On 09/18/2012 06:28 PM, Kyle Lutz wrote:
*** Why not target CUDA and/or support multiple back-ends? ***
CUDA and OpenCL are two very different technologies. OpenCL works by compiling C99 code at run-time to generate kernel objects which can then be executed on the GPU. CUDA, on the other hand, works by compiling its kernels using a special compiler (nvcc) which then produces binaries which can executed on the GPU.
The company I work at has technology to generate both CUDA (at compile-time) and OpenCL (at runtime) kernels from expression templates. At the moment we have support for element-wise, global and partial reduction across all dimensions as well as partial scanning across all dimensions. Element-wise function combinations can be merged into a single reduction and scanning kernel. Everything is automatically streamed and retrieved as needed and data is cached on the device when possible, with a runtime deciding the right amount of memory and computing resources to allocate for each computation depending on the device capabilities. Therefore, I do not think both CUDA and OpenCL is an impossible problem. People want CUDA for a simple reason: CUDA is still faster than equivalent OpenCL on NVIDIA hardware. I think however that automatic kernel generation is a whole problem of its own, and should be clearly separated from the distribution and memory handling logic.
This is the reason why I wrote the Boost.Compute lambda library. Basically it takes C++ lambda expressions (e.g. _1 * sqrt(_1) + 4) and transforms them into C99 source code fragments (e.g. “input[i] * sqrt(input[i]) + 4)”) which are then passed to the Boost.Compute STL-style algorithms for execution. While not perfect, it allows the user to write code closer to C++ that still can be executed through OpenCL.

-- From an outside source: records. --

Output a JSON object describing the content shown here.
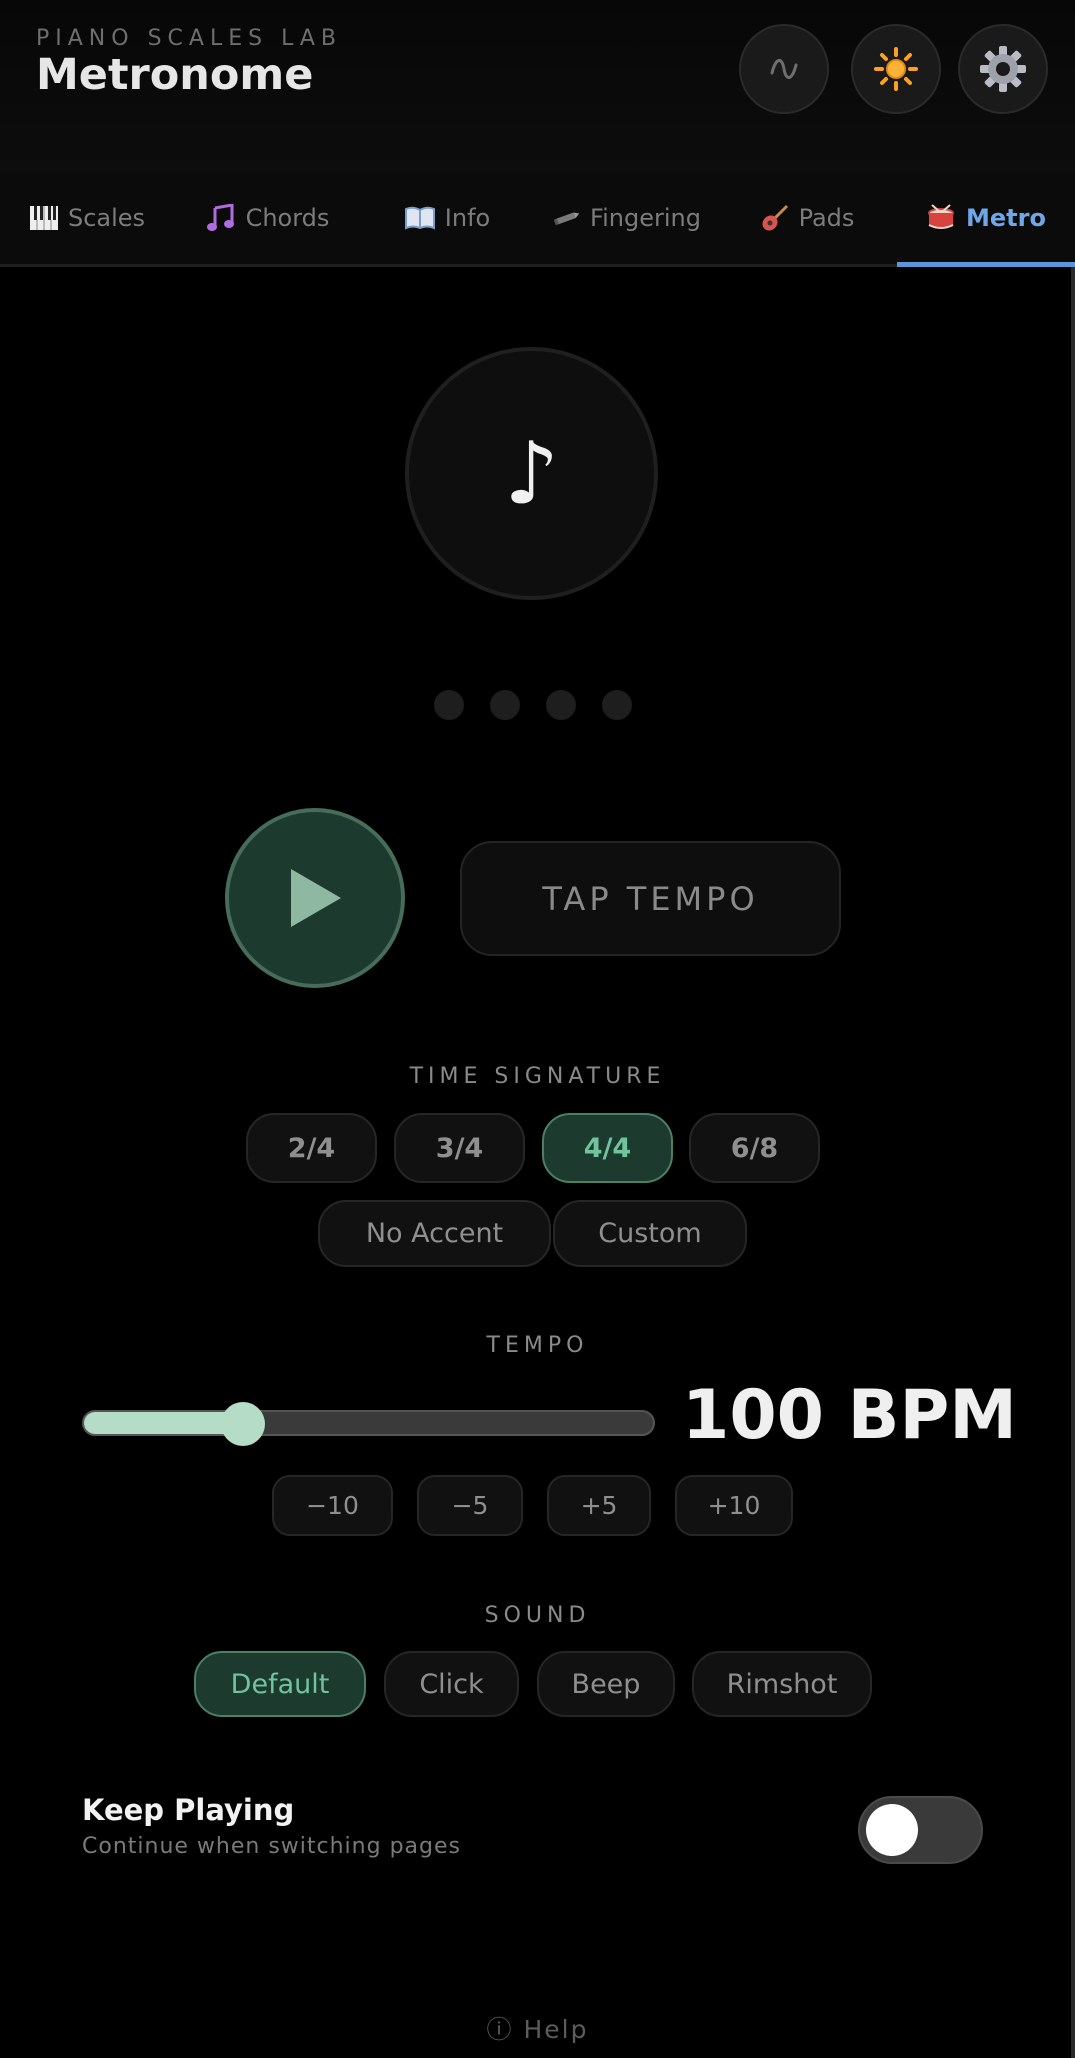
{
  "header": {
    "app_name": "PIANO SCALES LAB",
    "title": "Metronome",
    "buttons": [
      {
        "name": "waveform-button",
        "icon": "waveform-icon"
      },
      {
        "name": "theme-button",
        "icon": "sun-icon"
      },
      {
        "name": "settings-button",
        "icon": "gear-icon"
      }
    ]
  },
  "tabs": [
    {
      "label": "Scales",
      "icon": "piano-keys-icon"
    },
    {
      "label": "Chords",
      "icon": "music-notes-icon"
    },
    {
      "label": "Info",
      "icon": "open-book-icon"
    },
    {
      "label": "Fingering",
      "icon": "pencil-icon"
    },
    {
      "label": "Pads",
      "icon": "guitar-icon"
    },
    {
      "label": "Metro",
      "icon": "drum-icon",
      "active": true
    }
  ],
  "beat": {
    "symbol": "♪",
    "dots": 4
  },
  "controls": {
    "tap_tempo": "TAP TEMPO"
  },
  "time_signature": {
    "label": "TIME SIGNATURE",
    "options": [
      "2/4",
      "3/4",
      "4/4",
      "6/8"
    ],
    "selected": "4/4",
    "accent_options": [
      "No Accent",
      "Custom"
    ]
  },
  "tempo": {
    "label": "TEMPO",
    "value": 100,
    "bpm_text": "100 BPM",
    "slider_fraction": 0.28,
    "steps": [
      "−10",
      "−5",
      "+5",
      "+10"
    ]
  },
  "sound": {
    "label": "SOUND",
    "options": [
      "Default",
      "Click",
      "Beep",
      "Rimshot"
    ],
    "selected": "Default"
  },
  "keep_playing": {
    "title": "Keep Playing",
    "subtitle": "Continue when switching pages",
    "enabled": false
  },
  "help": {
    "icon": "info-circle-icon",
    "label": "ⓘ Help"
  },
  "colors": {
    "accent_green": "#6fc49d",
    "selected_bg": "#1d3a2e",
    "tab_active": "#6ea8e8",
    "slider": "#b4dcc6"
  }
}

From your description, it looks like you've reinvented the wheel there, causing needless limitations and interoperability problems for users. It could have just been done by serializing arbitrary Proto transforms to C99, with extension points for custom tags. With CUDA, you'd actually have hit the problem that the Proto functions are not marked __device__, but with OpenCL it doesn't matter.